1. Field of the Invention
The invention is related to the field of valves, and more particularly, to proportional valves.
2. Description of the Prior Art
A proportional valve is a variable flow valve that may output a continuous range of flow rates. In the proportional valve, the valve opening amount may be proportional to a solenoid current in an associated valve actuation solenoid. As a result, the proportional valve can provide a regulated fluid flow ranging from a zero flow to a valve maximum flow.
FIG. 1 shows prior art proportional valve. In the prior art proportional valve, a poppet portion of a movable solenoid armature contacts and blocks a valve seat. The poppet may be moved away from the valve seat in order to open the valve and permit flow. The poppet may be moved away from the valve seat by any distance up to a maximum opening displacement.
The proportional valve may comprise a solenoid valve that generates magnetic force in order to open the valve armature. The magnetic force operates in opposition to a biasing force generated by a spring, with the biasing force holding the valve armature in a normally closed position in the proportional valve embodiment shown in the figure. The magnet force must overcome the spring force in order to move the valve armature/poppet in an opening direction.
However, when the fluid is flowing, such as when the valve armature is open even a small amount, then fluid static and/or dynamic pressures may also act on the valve armature. For small Mach numbers, Bernoulli's equation for compressible flow may be used to determine the static pressure of the fluid in the prior art valve. Bernoulli's equation comprises:ν2/2+ψ+p/ρ=constant
The static fluid pressure is defined as (P) and the fluid velocity is (ν). The (ρ) term is the density of the fluid. Here, it is assumed that (ρ) is constant. The (ψ) term is the force potential at a point considered on a streamline, e.g., is the force potential due to the Earth's gravity where (g) is an acceleration due to gravity and z is an elevation value above a reference plane, wherein w is defined as ψ=gz. The dynamic fluid pressure is defined as (ρ/2*ν2).
The Coanda effect comprises the tendency of a moving jet of fluid to be attracted to a nearby surface, or a surface to be pulled toward the jet of fluid. The Coanda effect influences the movement of the prior art valve armature/poppet. When the fluid is not flowing through the valve, then there is only static fluid pressure present in the valve. When the fluid is flowing, the static pressure decreases and the dynamic fluid pressure increases. The valve armature, which is at the region where the dynamic pressure occurs, will experience a static pressure force in the direction of the valve seat, and consequently will have a tendency to stick. This Coanda effect is only active or effective at comparatively small opening displacements of the valve armature.
As the armature moves in an opening direction and opens the orifice A2, the effective orifice area A2′ decreases, which means that the opening force F=((A1−A2′)*P1) grows larger and pushes the armature toward the fully open position. As a result, a stable force balance is only possible at small valve armature/poppet openings, when the flow force (i.e., the Coanda effect) helps to stabilize the valve armature.
Additionally, when the flow is high, there is a pressure drop from P2 to P2′. However, the pressure P2′ will increase when the fluid flow becomes higher.
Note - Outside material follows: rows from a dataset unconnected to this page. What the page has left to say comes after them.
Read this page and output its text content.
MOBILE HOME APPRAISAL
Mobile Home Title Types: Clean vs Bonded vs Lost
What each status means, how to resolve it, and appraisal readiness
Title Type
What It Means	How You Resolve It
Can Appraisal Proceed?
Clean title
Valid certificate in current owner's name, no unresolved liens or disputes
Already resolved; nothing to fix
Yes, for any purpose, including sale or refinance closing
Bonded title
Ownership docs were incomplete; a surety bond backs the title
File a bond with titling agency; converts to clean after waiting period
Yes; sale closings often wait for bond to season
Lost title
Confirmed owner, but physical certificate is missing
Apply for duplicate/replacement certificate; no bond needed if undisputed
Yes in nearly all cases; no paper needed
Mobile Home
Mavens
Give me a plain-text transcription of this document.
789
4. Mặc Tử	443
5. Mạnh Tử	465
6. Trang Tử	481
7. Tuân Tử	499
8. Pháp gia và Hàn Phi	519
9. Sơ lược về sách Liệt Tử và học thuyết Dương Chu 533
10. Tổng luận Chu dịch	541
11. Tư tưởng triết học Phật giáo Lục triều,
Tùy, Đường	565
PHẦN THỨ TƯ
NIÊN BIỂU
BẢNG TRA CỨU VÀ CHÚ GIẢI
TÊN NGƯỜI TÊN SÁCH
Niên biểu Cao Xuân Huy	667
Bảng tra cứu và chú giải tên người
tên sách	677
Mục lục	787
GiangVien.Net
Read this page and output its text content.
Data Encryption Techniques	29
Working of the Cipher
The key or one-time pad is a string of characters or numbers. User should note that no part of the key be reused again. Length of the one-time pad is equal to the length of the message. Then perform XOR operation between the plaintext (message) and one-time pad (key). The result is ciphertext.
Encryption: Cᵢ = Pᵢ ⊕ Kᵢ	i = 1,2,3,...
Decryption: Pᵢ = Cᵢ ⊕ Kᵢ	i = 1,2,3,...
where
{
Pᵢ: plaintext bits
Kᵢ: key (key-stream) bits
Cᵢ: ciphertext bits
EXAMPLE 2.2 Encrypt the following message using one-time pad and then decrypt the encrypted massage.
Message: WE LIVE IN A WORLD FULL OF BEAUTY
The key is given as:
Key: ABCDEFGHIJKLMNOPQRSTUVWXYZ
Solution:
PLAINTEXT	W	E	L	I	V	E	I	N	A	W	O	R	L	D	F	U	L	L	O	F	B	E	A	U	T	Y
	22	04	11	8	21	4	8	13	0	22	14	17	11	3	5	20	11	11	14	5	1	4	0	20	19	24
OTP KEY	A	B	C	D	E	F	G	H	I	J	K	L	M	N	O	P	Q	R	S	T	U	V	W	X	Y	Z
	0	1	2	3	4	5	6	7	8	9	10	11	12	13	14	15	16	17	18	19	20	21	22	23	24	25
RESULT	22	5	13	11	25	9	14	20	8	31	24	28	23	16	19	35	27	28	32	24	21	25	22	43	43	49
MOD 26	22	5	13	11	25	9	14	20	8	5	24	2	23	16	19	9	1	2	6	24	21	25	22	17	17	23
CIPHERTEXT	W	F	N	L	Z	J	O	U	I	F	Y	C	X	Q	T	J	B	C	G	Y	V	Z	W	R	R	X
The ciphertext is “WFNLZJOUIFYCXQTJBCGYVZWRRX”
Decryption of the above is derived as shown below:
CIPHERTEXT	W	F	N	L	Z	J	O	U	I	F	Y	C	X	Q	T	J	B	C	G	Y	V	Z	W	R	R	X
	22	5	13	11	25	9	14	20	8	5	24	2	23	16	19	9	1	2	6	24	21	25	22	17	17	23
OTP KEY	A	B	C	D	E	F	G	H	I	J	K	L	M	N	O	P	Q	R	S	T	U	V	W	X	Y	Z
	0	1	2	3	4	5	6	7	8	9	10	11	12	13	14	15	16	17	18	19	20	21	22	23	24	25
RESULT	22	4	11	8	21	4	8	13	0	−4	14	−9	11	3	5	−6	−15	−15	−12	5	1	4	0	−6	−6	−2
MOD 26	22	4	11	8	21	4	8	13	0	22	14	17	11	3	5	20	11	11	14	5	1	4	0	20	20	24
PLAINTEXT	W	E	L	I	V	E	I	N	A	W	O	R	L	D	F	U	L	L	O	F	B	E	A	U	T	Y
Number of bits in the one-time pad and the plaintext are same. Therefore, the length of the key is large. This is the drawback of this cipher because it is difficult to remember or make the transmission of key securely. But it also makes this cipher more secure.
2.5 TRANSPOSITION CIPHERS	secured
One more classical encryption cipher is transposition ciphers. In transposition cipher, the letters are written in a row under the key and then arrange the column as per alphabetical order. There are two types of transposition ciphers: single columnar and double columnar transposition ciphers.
The straight and regular outflow bore of the prior art proportional valve therefore creates an additional opening force (A2′*P2′). This additional opening force is the root cause of the sticking effect on the valve armature when the valve armature is in the fully opened position.
The prior art proportional valve has drawbacks. The amount of actuation distance between the poppet and the valve seat can affect the flow in the prior art proportional valve. When the prior art poppet is moved upward by the energization of a solenoid coil, then an effective pressure area is increased and causes an increased opening force to act on the poppet surface area and create an upward force in the figure. The flow can change a dynamic pressure underneath the prior art poppet member, and the dynamic pressure can affect the poppet opening force and the poppet opening displacement.
The resulting force makes precise control of the prior art proportional poppet valve difficult, wherein the prior art proportional poppet valve may not maintain accurate proportional flow, as the increased dynamic pressure underneath the valve poppet may open the poppet by an additional, unwanted amount. The pressure can therefore affect the flow rate of fluid through the prior art proportional valve, making the prior art proportional valve less accurate and less reliable.
The prior art proportional valve may experience a condition where the poppet is not capable of being controlled past a certain opening distance, and instead the poppet may go from a partial actuation to a fully open actuation, where the solenoid opening force is aided by the increased dynamic pressure. As a result, the solenoid loses the ability to make further small changes in poppet displacement. In addition, the dynamic pressure force may operate to stick the poppet in the fully open position under some conditions.
What is needed, therefore, is an improved proportional valve wherein fluid flow does not significantly affect the position or displacement of the poppet.